PruningRAG: Multi-Source Knowledge Pruning for RAG

Abstract

Retrieval-augmented generation (RAG) is increasingly recognized as an effective approach for mitigating the hallucination of large language models (LLMs) through the integration of external knowledge. While numerous efforts, most studies focus on a single type of external knowledge source. However, in real-world applications, most situations involve diverse knowledge from various sources, yet this area has been less explored. The main dilemma is the lack of a suitable dataset containing multiple knowledge sources and pre-exploration of the associated issues. To address these challenges, we standardize a benchmark dataset that combines structured and unstructured knowledge across diverse and complementary domains. Based on this dataset, we further develop a plug-and-play RAG framework, PruningRAG, whose main characteristic is to employ multi-granularity pruning strategies for optimizing the integration of relevant information and minimizing misleading context. Building upon the standardized dataset and PruningRAG, we also report a series of experimental results, as well as insightful findings. Our dataset and code are publicly available here, with the aim of advancing future research in the RAG community.

Overview of PruningRAG

Benchmark Evaluation of RAG

Table 1: Comparative analysis of RAG performance across different external knowledge.
External Knowledge Method Acc. Halluc. Miss. Score
None LLM-Only 15.61% 20.42% 63.97% -4.81%
5 Web pages Naive RAG 7.51% 8.68% 83.81% -1.16%
HyDE 24.36% 17.72% 57.91% 6.64%
PruningRAG 27.64% 18.16% 54.19% 9.48%
Mock API Naive RAG 8.53% 1.60% 89.86% 6.93%
HyDE 19.84% 11.09% 69.07% 8.75%
PruningRAG 29.03% 10.86% 60.10% 18.16%
5 Web pages + Mock API Naive RAG 15.10% 7.95% 76.95% 7.15%
HyDE 22.07% 21.88% 56.09% 0.15%
PruningRAG 44.64% 17.58% 37.78% 27.06%
50 Web pages + Mock API Naive RAG 14.22% 8.90% 76.88% 5.32%
HyDE 32.68% 19.69% 47.63% 12.99%
PruningRAG 38.73% 14.59% 46.68% 24.14%

Empirical Study

Coarse-Grained Knowledge Pruning

Table 2 evaluates four knowledge utilization strategies: relying solely on internal or external knowledge, combining internal and external sources, prioritizing internal knowledge before external retrieval, and a proposed pruning-based method. The results show that using multiple sources simultaneously often introduces conflicts, while prioritizing internal knowledge can lead to hallucinations. The pruning-based strategy dynamically selects relevant sources per query, optimizing knowledge integration and improving overall performance.

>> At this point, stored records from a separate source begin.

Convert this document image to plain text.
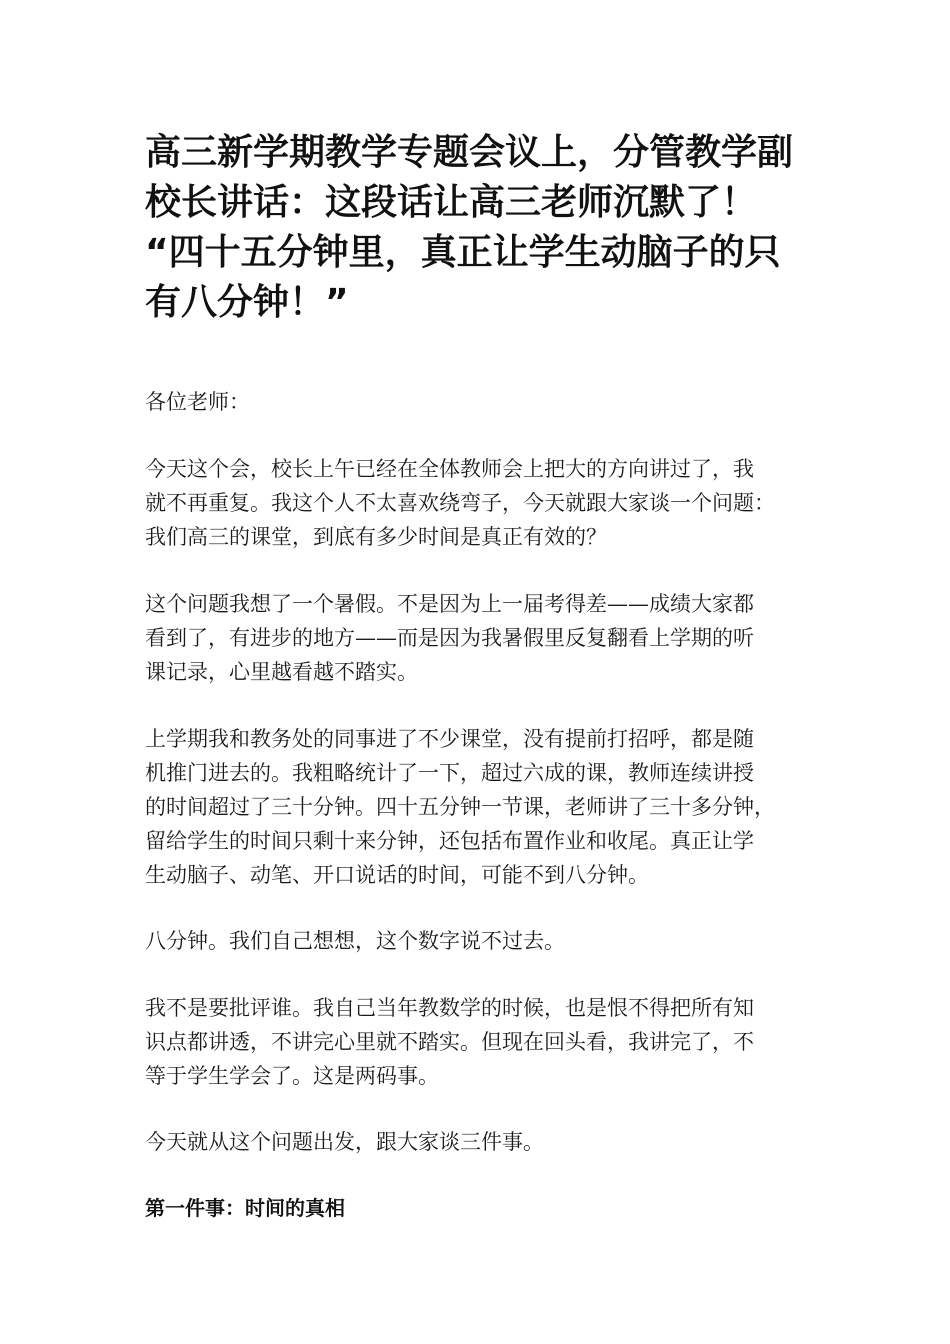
高三新学期教学专题会议上，分管教学副
校长讲话：这段话让高三老师沉默了！
“四十五分钟里，真正让学生动脑子的只
有八分钟！”

各位老师：

今天这个会，校长上午已经在全体教师会上把大的方向讲过了，我
就不再重复。我这个人不太喜欢绕弯子，今天就跟大家谈一个问题：
我们高三的课堂，到底有多少时间是真正有效的？

这个问题我想了一个暑假。不是因为上一届考得差——成绩大家都
看到了，有进步的地方——而是因为我暑假里反复翻看上学期的听
课记录，心里越看越不踏实。

上学期我和教务处的同事进了不少课堂，没有提前打招呼，都是随
机推门进去的。我粗略统计了一下，超过六成的课，教师连续讲授
的时间超过了三十分钟。四十五分钟一节课，老师讲了三十多分钟，
留给学生的时间只剩十来分钟，还包括布置作业和收尾。真正让学
生动脑子、动笔、开口说话的时间，可能不到八分钟。

八分钟。我们自己想想，这个数字说不过去。

我不是要批评谁。我自己当年教数学的时候，也是恨不得把所有知
识点都讲透，不讲完心里就不踏实。但现在回头看，我讲完了，不
等于学生学会了。这是两码事。

今天就从这个问题出发，跟大家谈三件事。

第一件事：时间的真相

Table 2: Comparison of performance of different strategies for leveraging knowledge sources.
Experiment Setting Acc. Score
LLM 17.94% -0.36%
Web pages 27.64% 9.48%
Mock API 34.43% 24.43%
Both 40.26% 18.31%
LLM+Web pages 17.94% 7.80%
LLM+Mock API 40.55% 22.25%
LLM+Both 45.73% 14.37%
LLM → Web pages 25.30% -5.84%
LLM → Mock API 35.01% 11.31%
LLM → Both 38.22% 6.64%
Knowledge Source Pruning 40.34% 27.72%

Fine-Grained Knowledge Pruning

Retrieval is a crucial step in the RAG process. In this subsection, we analyze different retrieval techniques and their performance in extracting relevant information from knowledge sources. We also explore the trade-offs between speed and accuracy in various retrieval methods.

Table 3 compares PruningRAG with and without an initial broad retrieval step. The broad retrieval stage enhances efficiency by filtering large external knowledge volumes, reducing latency, and improving precision in the subsequent focused retrieval. This multi-stage pruning approach optimizes both relevance and speed for effective knowledge extraction.

Table 3: Comparison of effectiveness and efficiency with and without broad retrieval.
Setting Acc. Hall. Latency (s)
Broad Retrieval (w/) 28.96% 25.09% 3.29
Broad Retrieval (w/o) 28.95% 24.36% 33.54

Figure 1 highlights the superiority of dense search over sparse search due to its ability to capture semantic relationships. While combining dense and sparse search improves accuracy compared to sparse search alone, it also increases hallucinations, indicating challenges in pruning misleading context effectively.

Performance of varying retrieval methods in RAG
Figure 1: Performance of varying retrieval methods in RAG.

Table 4 evaluates re-ranking configurations in PruningRAG, showing that increasing retrieval blocks slightly improves accuracy but raises hallucination rates. This highlights the reranker's limitations in pruning misleading information, emphasizing the importance of the preceding retrieval process.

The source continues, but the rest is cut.